How is the period of oscillation affected by damping?

The period of oscillation is affected by damping, causing it to decrease.

When a system undergoes damping, the amplitude of the oscillation decreases over time. This is due to the dissipation of energy as the system loses energy to its surroundings. As a result, the period of oscillation is affected, causing it to decrease.

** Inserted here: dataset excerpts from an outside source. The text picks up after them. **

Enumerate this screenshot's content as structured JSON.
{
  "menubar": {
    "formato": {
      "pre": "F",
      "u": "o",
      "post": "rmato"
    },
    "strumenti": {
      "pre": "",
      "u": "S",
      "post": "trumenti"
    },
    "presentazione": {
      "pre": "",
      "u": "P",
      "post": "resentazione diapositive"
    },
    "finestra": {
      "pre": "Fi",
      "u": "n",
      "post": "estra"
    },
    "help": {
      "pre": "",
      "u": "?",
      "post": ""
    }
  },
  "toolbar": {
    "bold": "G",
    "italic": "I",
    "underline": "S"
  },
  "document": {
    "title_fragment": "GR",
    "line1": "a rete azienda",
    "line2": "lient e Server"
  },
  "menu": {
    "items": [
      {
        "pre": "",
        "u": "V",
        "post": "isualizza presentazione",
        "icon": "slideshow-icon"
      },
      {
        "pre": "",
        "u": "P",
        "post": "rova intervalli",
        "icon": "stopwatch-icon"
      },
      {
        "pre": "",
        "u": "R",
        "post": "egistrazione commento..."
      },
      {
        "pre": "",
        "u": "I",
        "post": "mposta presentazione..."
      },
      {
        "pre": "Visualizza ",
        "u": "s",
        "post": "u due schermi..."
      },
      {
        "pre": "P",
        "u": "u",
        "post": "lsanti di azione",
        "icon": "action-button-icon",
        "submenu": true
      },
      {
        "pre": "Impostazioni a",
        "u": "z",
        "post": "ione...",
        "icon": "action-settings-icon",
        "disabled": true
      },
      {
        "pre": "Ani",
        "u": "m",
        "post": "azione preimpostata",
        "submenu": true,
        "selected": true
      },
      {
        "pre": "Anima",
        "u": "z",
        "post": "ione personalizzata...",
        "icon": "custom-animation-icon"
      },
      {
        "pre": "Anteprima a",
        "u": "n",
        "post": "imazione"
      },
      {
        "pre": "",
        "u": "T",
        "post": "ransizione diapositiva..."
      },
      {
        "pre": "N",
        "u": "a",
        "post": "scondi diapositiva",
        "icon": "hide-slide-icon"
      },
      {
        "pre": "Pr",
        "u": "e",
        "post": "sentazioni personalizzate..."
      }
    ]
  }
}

To understand this, consider a simple harmonic oscillator with damping. The equation of motion for this system is given by:

m(d^2x/dt^2) + c(dx/dt) + kx = 0

where m is the mass of the oscillator, c is the damping coefficient, k is the spring constant, and x is the displacement from equilibrium.

The solution to this equation is given by:

x(t) = e^(-ct/2m) [A cos(wd t) + B sin(wd t)]

where A and B are constants determined by the initial conditions, and wd is the damped natural frequency given by:

wd = sqrt(k/m - (c/2m)^2)

From this equation, we can see that the damped natural frequency is less than the undamped natural frequency (sqrt(k/m)) due to the presence of the damping term. This means that the period of oscillation is also affected, causing it to decrease.

In summary, damping causes the amplitude of oscillation to decrease over time, which in turn affects the period of oscillation, causing it to decrease.